Startup has been a buzzword, in the US, in China, and now in Southeast Asia.
But, What is a startup exactly?
Paul Graham, founder of Y Combinator, has a great definition for it:
A startup is a company designed to grow fast. Being newly founded does not in itself make a company a startup. Nor is it necessary for a startup to work on technology, or take venture funding, or have some sort of “exit.” The only essential thing is growth. Everything else we associate with startups follows from growth.
In short, as the title of his essay goes: Startup = Growth.

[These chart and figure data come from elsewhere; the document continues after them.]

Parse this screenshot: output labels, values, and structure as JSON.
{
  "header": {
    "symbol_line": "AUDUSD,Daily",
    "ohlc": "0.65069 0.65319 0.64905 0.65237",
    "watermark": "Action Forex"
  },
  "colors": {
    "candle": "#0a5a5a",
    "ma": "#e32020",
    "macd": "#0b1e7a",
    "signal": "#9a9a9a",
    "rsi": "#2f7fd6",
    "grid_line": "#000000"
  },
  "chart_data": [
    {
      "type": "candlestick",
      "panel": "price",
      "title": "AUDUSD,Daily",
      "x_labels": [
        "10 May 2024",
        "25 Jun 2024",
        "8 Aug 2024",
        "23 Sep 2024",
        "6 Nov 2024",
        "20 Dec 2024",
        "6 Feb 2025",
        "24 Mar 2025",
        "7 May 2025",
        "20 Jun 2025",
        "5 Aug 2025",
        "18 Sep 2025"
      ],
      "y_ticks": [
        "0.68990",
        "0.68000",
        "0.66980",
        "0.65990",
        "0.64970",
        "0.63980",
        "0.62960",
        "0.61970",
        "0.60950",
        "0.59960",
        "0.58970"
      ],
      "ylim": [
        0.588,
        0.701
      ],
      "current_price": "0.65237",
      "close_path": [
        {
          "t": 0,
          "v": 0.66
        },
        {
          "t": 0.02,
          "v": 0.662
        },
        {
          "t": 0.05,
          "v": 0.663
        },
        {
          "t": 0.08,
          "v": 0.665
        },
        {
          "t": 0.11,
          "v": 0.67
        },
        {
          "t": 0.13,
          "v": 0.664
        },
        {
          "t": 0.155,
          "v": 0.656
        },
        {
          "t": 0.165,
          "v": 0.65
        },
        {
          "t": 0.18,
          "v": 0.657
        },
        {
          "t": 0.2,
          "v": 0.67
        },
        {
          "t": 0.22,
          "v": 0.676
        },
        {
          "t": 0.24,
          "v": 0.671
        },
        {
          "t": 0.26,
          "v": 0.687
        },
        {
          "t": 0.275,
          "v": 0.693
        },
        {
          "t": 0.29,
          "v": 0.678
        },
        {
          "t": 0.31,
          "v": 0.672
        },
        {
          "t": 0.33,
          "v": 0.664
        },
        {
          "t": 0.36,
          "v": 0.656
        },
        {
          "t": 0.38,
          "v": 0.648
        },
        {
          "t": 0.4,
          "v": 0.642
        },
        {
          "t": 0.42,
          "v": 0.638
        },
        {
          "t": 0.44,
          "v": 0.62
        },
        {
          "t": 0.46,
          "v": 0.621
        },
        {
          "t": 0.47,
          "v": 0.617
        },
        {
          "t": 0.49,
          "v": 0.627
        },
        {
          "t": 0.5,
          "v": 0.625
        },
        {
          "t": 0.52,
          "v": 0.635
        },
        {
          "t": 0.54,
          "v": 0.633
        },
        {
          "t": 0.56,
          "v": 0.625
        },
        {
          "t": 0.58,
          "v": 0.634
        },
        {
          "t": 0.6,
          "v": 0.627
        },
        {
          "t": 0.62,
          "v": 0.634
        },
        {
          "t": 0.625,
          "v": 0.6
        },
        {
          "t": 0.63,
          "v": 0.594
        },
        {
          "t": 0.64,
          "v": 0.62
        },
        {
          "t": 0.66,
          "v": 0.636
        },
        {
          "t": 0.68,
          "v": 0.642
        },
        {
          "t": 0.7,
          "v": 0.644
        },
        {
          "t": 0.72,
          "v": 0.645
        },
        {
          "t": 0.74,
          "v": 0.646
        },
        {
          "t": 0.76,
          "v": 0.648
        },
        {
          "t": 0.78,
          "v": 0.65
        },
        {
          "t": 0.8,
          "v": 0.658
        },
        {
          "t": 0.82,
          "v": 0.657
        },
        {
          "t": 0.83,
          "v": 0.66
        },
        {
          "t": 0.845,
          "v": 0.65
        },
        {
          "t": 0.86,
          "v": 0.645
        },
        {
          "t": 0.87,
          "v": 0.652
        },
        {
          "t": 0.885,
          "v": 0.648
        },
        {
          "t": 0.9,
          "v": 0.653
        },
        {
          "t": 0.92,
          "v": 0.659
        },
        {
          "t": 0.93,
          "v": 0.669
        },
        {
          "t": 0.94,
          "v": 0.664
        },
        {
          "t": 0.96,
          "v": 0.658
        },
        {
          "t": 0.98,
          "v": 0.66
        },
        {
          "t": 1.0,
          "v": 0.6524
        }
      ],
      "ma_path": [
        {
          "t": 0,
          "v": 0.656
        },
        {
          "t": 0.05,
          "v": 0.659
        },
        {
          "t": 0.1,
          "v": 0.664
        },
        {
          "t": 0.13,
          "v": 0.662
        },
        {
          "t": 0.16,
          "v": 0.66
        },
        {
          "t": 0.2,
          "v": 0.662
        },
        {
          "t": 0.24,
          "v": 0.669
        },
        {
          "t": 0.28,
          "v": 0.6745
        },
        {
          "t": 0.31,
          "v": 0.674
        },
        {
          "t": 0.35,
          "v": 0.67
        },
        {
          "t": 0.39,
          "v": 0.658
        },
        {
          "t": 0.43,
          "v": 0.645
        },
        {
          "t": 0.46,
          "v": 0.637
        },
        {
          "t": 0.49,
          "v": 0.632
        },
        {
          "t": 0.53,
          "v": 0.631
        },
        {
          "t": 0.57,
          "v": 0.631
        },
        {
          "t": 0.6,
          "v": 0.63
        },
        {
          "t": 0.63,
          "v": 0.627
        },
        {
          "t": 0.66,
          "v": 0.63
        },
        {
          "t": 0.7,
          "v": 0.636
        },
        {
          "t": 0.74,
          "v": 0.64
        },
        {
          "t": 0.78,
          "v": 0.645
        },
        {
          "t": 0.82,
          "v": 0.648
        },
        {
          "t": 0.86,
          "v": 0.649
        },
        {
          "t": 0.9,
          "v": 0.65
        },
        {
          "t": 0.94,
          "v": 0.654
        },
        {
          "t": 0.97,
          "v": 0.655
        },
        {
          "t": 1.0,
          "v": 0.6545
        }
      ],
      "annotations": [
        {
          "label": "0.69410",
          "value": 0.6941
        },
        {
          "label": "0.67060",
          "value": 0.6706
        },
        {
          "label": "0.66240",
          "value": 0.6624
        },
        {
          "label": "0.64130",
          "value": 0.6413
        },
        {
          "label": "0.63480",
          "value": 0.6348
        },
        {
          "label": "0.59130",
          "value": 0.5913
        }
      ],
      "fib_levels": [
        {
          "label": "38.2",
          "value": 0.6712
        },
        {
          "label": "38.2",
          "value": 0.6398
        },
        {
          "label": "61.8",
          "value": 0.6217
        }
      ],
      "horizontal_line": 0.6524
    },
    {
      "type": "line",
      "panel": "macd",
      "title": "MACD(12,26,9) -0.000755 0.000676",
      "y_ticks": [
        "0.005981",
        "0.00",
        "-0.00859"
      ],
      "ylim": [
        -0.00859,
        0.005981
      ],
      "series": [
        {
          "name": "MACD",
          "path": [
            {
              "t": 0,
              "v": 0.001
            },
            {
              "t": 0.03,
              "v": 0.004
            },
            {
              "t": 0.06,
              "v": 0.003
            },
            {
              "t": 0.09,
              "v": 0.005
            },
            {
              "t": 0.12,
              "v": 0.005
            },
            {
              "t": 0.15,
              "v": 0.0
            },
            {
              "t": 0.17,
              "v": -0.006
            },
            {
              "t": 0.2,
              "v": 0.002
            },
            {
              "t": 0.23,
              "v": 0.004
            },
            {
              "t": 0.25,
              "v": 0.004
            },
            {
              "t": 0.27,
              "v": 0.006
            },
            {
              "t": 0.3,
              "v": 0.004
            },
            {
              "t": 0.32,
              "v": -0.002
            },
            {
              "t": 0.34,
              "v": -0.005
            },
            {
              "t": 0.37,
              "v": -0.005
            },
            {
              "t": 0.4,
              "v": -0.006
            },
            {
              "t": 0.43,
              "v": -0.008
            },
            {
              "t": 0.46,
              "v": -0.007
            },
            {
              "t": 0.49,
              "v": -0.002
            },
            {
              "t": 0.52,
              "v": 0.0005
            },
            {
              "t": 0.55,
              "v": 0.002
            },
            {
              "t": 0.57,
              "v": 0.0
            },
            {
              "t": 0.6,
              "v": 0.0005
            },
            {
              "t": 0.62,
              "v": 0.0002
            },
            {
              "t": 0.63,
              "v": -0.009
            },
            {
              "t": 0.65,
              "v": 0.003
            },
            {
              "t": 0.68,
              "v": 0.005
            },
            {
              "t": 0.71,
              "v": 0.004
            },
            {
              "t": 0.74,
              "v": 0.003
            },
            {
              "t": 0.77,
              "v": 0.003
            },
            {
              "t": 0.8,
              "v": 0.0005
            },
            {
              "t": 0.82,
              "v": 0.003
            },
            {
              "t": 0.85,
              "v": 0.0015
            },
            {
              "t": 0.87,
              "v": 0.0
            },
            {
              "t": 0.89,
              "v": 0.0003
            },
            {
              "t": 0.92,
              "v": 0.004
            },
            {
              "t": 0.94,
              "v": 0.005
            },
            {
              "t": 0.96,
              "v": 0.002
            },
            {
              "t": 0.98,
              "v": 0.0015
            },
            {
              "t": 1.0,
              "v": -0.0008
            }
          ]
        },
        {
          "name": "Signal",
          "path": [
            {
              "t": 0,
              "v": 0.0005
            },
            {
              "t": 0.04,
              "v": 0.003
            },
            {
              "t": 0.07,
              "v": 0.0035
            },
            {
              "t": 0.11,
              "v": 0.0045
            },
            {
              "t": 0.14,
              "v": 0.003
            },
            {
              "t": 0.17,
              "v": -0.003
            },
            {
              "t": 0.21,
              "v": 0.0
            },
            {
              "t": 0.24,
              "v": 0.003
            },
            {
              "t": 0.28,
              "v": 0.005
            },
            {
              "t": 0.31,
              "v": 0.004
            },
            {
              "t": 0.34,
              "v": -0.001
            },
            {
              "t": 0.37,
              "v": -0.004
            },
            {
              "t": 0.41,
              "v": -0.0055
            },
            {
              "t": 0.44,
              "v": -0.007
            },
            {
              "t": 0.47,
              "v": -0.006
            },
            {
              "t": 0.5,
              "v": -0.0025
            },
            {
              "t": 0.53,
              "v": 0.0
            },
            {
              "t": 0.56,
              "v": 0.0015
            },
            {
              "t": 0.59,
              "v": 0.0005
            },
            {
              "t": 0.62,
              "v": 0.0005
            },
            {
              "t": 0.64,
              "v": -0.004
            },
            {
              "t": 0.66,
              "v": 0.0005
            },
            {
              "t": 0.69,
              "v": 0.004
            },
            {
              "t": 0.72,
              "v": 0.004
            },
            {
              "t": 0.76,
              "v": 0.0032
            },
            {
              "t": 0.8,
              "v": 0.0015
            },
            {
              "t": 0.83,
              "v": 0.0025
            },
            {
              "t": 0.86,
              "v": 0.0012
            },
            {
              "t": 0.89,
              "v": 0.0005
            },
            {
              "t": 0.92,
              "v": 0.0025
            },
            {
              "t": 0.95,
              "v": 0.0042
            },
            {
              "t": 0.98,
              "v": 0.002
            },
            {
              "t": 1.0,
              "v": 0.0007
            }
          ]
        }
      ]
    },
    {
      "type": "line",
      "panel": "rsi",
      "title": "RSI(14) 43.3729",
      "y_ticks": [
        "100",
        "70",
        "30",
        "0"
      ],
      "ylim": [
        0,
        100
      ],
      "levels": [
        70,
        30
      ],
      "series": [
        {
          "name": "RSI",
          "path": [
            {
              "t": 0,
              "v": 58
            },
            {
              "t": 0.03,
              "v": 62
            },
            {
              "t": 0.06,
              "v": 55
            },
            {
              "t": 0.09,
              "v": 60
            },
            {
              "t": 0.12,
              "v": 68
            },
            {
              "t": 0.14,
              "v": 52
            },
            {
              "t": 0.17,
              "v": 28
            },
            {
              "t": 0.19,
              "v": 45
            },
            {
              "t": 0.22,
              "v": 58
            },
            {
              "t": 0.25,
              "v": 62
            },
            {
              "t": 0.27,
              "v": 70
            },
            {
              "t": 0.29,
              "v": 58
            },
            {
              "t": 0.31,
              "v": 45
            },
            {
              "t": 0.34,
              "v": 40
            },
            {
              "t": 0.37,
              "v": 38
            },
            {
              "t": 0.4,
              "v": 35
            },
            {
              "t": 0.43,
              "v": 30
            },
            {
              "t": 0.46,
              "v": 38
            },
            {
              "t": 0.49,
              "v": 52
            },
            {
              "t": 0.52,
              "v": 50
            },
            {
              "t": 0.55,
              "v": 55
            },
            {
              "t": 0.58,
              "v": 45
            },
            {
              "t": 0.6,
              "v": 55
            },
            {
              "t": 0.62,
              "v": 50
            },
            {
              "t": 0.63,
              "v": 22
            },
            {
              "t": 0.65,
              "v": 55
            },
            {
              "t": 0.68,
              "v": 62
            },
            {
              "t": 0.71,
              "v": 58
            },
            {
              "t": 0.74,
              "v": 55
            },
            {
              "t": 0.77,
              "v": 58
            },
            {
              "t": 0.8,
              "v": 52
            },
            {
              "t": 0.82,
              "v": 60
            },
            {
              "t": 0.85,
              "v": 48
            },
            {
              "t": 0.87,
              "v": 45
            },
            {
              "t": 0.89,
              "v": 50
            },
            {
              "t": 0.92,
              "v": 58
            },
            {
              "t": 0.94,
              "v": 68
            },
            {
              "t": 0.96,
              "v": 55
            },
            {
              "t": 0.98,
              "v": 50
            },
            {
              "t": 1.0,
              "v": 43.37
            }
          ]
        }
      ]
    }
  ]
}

It’s written in September 2012, nearly 6 years ago. But the insights in it are so true and actionable that whenever I re-read it, I’m amazed.
To give you some idea how good it is, here are a few lines from it. To really get the best of it, just visit Paul Graham’s blog.
- …if you get growth, everything else tends to fall into place. Which means you can use growth like a compass to make almost every decision you face.
- For a company to grow really big, it must (a) make something lots of people want, and (b) reach and serve all those people…Most businesses are tightly constrained in (a) or (b). The distinctive feature of successful startups is that they’re not.
- How fast does a company have to grow to be considered a startup? There’s no precise answer to that…A good growth rate during YC is 5-7% a week…A company that grows at 1% a week will grow 1.7x a year, whereas a company that grows at 5% a week will grow 12.6x.
- Having to hit a growth number every week forces founders to act, and acting versus not acting is the high bit of succeeding. Nine times out of ten, sitting around strategizing is just a form of procrastination.
- If you want to understand startups, understand growth.